Fellows at the National Academy of Public Administration working on presidential transition issues have drafted a proposed executive order entitled “Modernizing and Reinvigorating the Public Workforce and Restoring Honor in Public Service” that its eight architects said could be signed on the first day of a Biden administration.
The directive would cancel Trump’s three anti-union executive orders, an order that could convert large segments of the workforce into at-will employees, and a directive prohibiting agencies and federal contractors from conducting many forms of diversity and inclusion training. It also would reinstate the Clinton and Obama administrations’ policy establishing labor-management forums at federal agencies.

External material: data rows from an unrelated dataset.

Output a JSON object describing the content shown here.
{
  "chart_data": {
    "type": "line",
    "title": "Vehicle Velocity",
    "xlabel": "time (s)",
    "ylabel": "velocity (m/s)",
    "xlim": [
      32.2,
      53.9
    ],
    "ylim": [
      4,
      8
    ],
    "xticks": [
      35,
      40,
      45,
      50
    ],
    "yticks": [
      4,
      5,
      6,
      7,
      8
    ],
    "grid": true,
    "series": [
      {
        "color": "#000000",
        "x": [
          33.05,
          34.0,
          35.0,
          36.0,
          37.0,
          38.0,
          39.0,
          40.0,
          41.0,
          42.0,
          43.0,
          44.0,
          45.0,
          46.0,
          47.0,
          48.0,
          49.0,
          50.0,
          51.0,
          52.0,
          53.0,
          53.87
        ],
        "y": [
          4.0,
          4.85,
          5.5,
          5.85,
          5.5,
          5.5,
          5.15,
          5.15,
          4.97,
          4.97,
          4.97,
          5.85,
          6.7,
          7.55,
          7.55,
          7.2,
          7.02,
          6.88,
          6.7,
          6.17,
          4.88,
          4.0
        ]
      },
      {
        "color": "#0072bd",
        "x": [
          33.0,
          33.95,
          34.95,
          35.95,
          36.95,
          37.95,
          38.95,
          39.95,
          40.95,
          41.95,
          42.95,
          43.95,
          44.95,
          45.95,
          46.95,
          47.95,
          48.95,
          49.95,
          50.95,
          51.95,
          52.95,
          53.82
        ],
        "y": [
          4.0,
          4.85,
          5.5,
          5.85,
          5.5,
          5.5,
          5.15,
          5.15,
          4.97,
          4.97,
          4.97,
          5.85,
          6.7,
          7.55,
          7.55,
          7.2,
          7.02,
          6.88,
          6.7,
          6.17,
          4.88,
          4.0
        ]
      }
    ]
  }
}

The proposal also elevates the OPM director to be a member of the president’s Cabinet and directs the federal government’s HR agency to put more of its resources toward policymaking. Jeff Neal, who led the effort and is a former chief human capital officer at the Homeland Security Department, said the idea is intended to empower the agency to focus more on solutions to human capital challenges, rather than compliance with “one-size-fits-all” rules.
“OPM needs to be focused on helping agencies get results, not on rote compliance,” Neal said. “OPM has gotten to the point over the years where they define ‘merit’ as complying with their rules, rather than the merit system principles themselves. So in some cases, what you end up with are processes and procedures that in fact inhibit merit and push people toward compliance with arbitrary rules.”

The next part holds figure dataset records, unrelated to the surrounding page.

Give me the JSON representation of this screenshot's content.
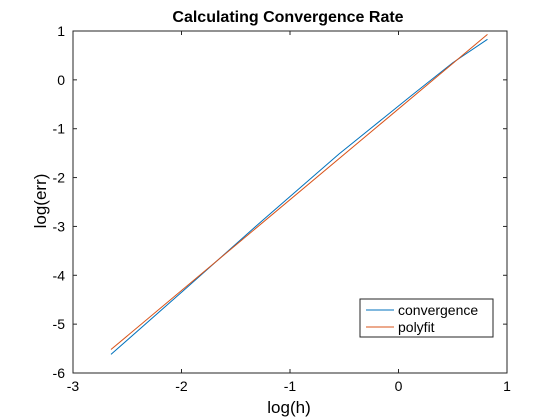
{
  "chart_data": {
    "type": "line",
    "title": "Calculating Convergence Rate",
    "xlabel": "log(h)",
    "ylabel": "log(err)",
    "xlim": [
      -3,
      1
    ],
    "ylim": [
      -6,
      1
    ],
    "xticks": [
      -3,
      -2,
      -1,
      0,
      1
    ],
    "yticks": [
      -6,
      -5,
      -4,
      -3,
      -2,
      -1,
      0,
      1
    ],
    "grid": false,
    "legend_position": "bottom-right",
    "series": [
      {
        "name": "convergence",
        "color": "#0072BD",
        "x": [
          -2.65,
          -1.95,
          -1.25,
          -0.55,
          0.12,
          0.5,
          0.82
        ],
        "y": [
          -5.62,
          -4.25,
          -2.87,
          -1.52,
          -0.32,
          0.35,
          0.83
        ]
      },
      {
        "name": "polyfit",
        "color": "#D95319",
        "x": [
          -2.65,
          0.82
        ],
        "y": [
          -5.52,
          0.93
        ]
      }
    ]
  }
}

The order also calls for a large-scale revamp of the federal hiring and compensation system. By the end of 2021, the OPM director would be required to reduce the number of job classifications in the General Schedule by at least 50%. The proposal would expand the use of recruitment, relocation and retention payments, as well as streamlined hiring authorities throughout the government.
Neal stressed that the order would not throw out all of the Trump administration’s work on federal personnel policy. Another provision would instruct the OPM director to eliminate current applicant questionnaires “that are not valid assessment instruments” and develop “modern assessment processes” to more easily and quickly find high-quality job candidates, a proposal that mirrors multiple successful pilot programs undertaken during Trump’s tenure to improve the hiring process.
“Not everything the Trump administration has done on civil service issues has been bad, and this is one example where they’ve done some good work,” Neal said. “[Chief human capital officers] have been saying for years that they need better assessments, but they haven’t necessarily been implementing them . . . These questionnaires just don’t work. They should produce some predictor that job candidates will be able to do the work, but they don’t work and they’re so easily gamed that sometimes they screen out the good candidates and screen in those willing to lie about everything.”
It remains to be seen whether the Biden administration will take this approach as it attempts to rebuild a federal bureaucracy that has been decimated by a Trump administration. But at a briefing with reporters Friday, Biden transition adviser Jen Psaki indicated the president-elect would send a signal that he intends to value federal employees’ public service.
“As a principle, rebuilding the institutions of government that have been hollowed by this administration, finding ways to engage with the civil servants, the career officials who are frankly the heart and soul of government . . . those agencies wouldn’t function without the thousands of people who have served for decades, is a priority for President-elect Biden and Vice President-elect Harris,” Psaki said.